History of Wilshire Center

At the turn of the twentieth century, Germain Pellisier bought 160 acres between Normandie and Western Avenues to raise sheep and barley. His land formed the basis of Wilshire Center.

The first church in the area (Wilshire Christian Church) arose in 1911 at Normandie Avenue, paving the way for the many congregations that moved here from downtown by the end of the 1920s.

The Ambassador Hotel opened in 1921, becoming an instant landmark and fueling the city's development westward along Wilshire.

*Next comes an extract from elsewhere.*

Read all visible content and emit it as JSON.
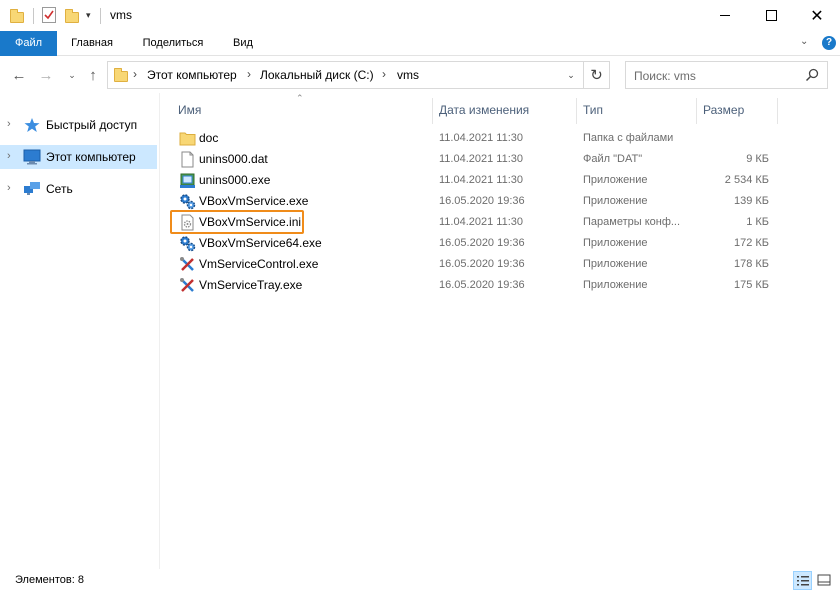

The burgeoning car culture made the neighborhood the site of some of the city's first automated traffic signals and painted traffic lanes, and the first department store built for the automobile (Bullock's Wilshire).

Elegant apartment hotels dotted the area, surrounded by restaurants, retail stores, and a singular resort (the Ambassador Hotel) that spurred the city's westward development.

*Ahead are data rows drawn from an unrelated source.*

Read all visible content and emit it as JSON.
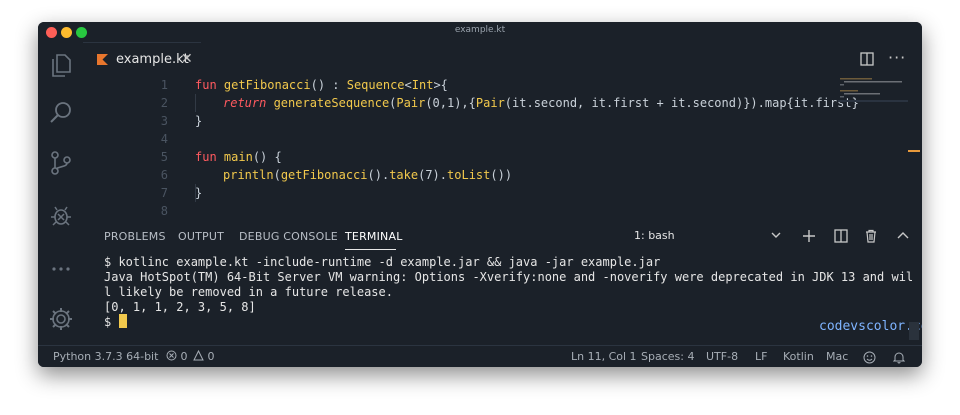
{
  "window": {
    "title": "example.kt"
  },
  "tab": {
    "label": "example.kt"
  },
  "editor": {
    "lines": [
      {
        "num": "1",
        "tokens": [
          [
            "kw",
            "fun "
          ],
          [
            "fn",
            "getFibonacci"
          ],
          [
            "pn",
            "() : "
          ],
          [
            "fn",
            "Sequence"
          ],
          [
            "pn",
            "<"
          ],
          [
            "fn",
            "Int"
          ],
          [
            "pn",
            ">{"
          ]
        ]
      },
      {
        "num": "2",
        "tokens": [
          [
            "ret",
            "return "
          ],
          [
            "fn",
            "generateSequence"
          ],
          [
            "pn",
            "("
          ],
          [
            "fn",
            "Pair"
          ],
          [
            "pn",
            "(0,1),{"
          ],
          [
            "fn",
            "Pair"
          ],
          [
            "pn",
            "(it.second, it.first + it.second)}).map{it.first}"
          ]
        ]
      },
      {
        "num": "3",
        "tokens": [
          [
            "pn",
            "}"
          ]
        ]
      },
      {
        "num": "4",
        "tokens": []
      },
      {
        "num": "5",
        "tokens": [
          [
            "kw",
            "fun "
          ],
          [
            "fn",
            "main"
          ],
          [
            "pn",
            "() {"
          ]
        ]
      },
      {
        "num": "6",
        "tokens": [
          [
            "fn",
            "println"
          ],
          [
            "pn",
            "("
          ],
          [
            "fn",
            "getFibonacci"
          ],
          [
            "pn",
            "()."
          ],
          [
            "fn",
            "take"
          ],
          [
            "pn",
            "(7)."
          ],
          [
            "fn",
            "toList"
          ],
          [
            "pn",
            "())"
          ]
        ]
      },
      {
        "num": "7",
        "tokens": [
          [
            "pn",
            "}"
          ]
        ]
      },
      {
        "num": "8",
        "tokens": []
      }
    ]
  },
  "panel": {
    "tabs": [
      "PROBLEMS",
      "OUTPUT",
      "DEBUG CONSOLE",
      "TERMINAL"
    ],
    "active_tab": "TERMINAL",
    "terminal_select": "1: bash"
  },
  "terminal": {
    "lines": [
      "$ kotlinc example.kt -include-runtime -d example.jar && java -jar example.jar",
      "Java HotSpot(TM) 64-Bit Server VM warning: Options -Xverify:none and -noverify were deprecated in JDK 13 and wil",
      "l likely be removed in a future release.",
      "[0, 1, 1, 2, 3, 5, 8]",
      "$ "
    ],
    "watermark": "codevscolor.com"
  },
  "status": {
    "python": "Python 3.7.3 64-bit",
    "errors": "0",
    "warnings": "0",
    "position": "Ln 11, Col 1",
    "spaces": "Spaces: 4",
    "encoding": "UTF-8",
    "eol": "LF",
    "language": "Kotlin",
    "platform": "Mac"
  },
  "colors": {
    "background": "#1b2129",
    "keyword": "#ff5a5f",
    "function": "#f2c94c",
    "text": "#c9d1d9",
    "line_number": "#4a5461",
    "cursor": "#f2c94c",
    "watermark": "#7fb4ff",
    "kotlin_logo": "#e8762d"
  }
}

After the city lifted building height restrictions in 1957, Wilshire Center filled with high-rise commercial buildings, some of which are now being converted for residential use.

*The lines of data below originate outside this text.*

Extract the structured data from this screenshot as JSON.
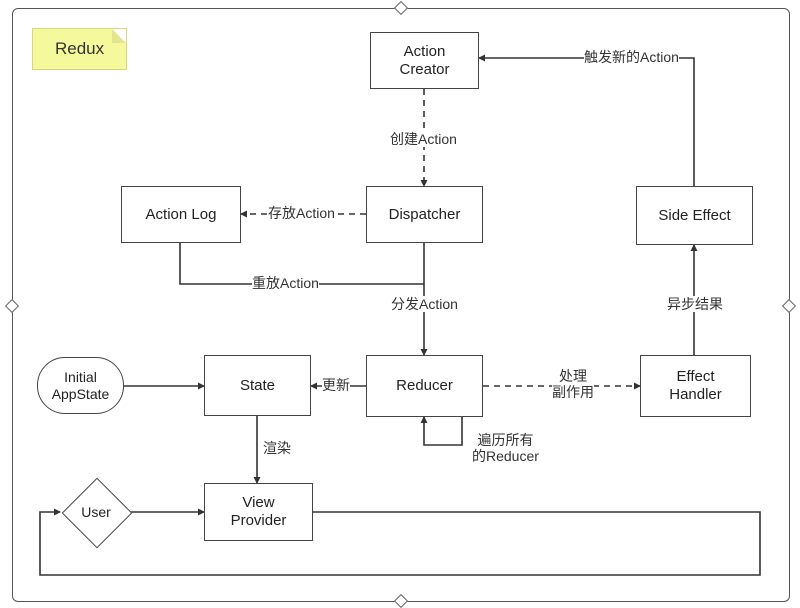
{
  "title": "Redux",
  "nodes": {
    "actionCreator": "Action\nCreator",
    "actionLog": "Action Log",
    "dispatcher": "Dispatcher",
    "sideEffect": "Side Effect",
    "initialAppState": "Initial\nAppState",
    "state": "State",
    "reducer": "Reducer",
    "effectHandler": "Effect\nHandler",
    "user": "User",
    "viewProvider": "View\nProvider"
  },
  "edges": {
    "triggerNewAction": "触发新的Action",
    "createAction": "创建Action",
    "storeAction": "存放Action",
    "replayAction": "重放Action",
    "dispatchAction": "分发Action",
    "asyncResult": "异步结果",
    "update": "更新",
    "handleSideEffect": "处理\n副作用",
    "render": "渲染",
    "iterateReducers": "遍历所有\n的Reducer"
  }
}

As original residents migrated west and to the suburbs, the area experienced dense commercial development and welcomed new communities. It also underwent tough times after the civil unrest of 1992, when office vacancies reached 30 percent.

Having bounced back as the high-rise heart of the Korean-American business community, the area thrives once again, maintaining the legacy of this bustling thoroughfare.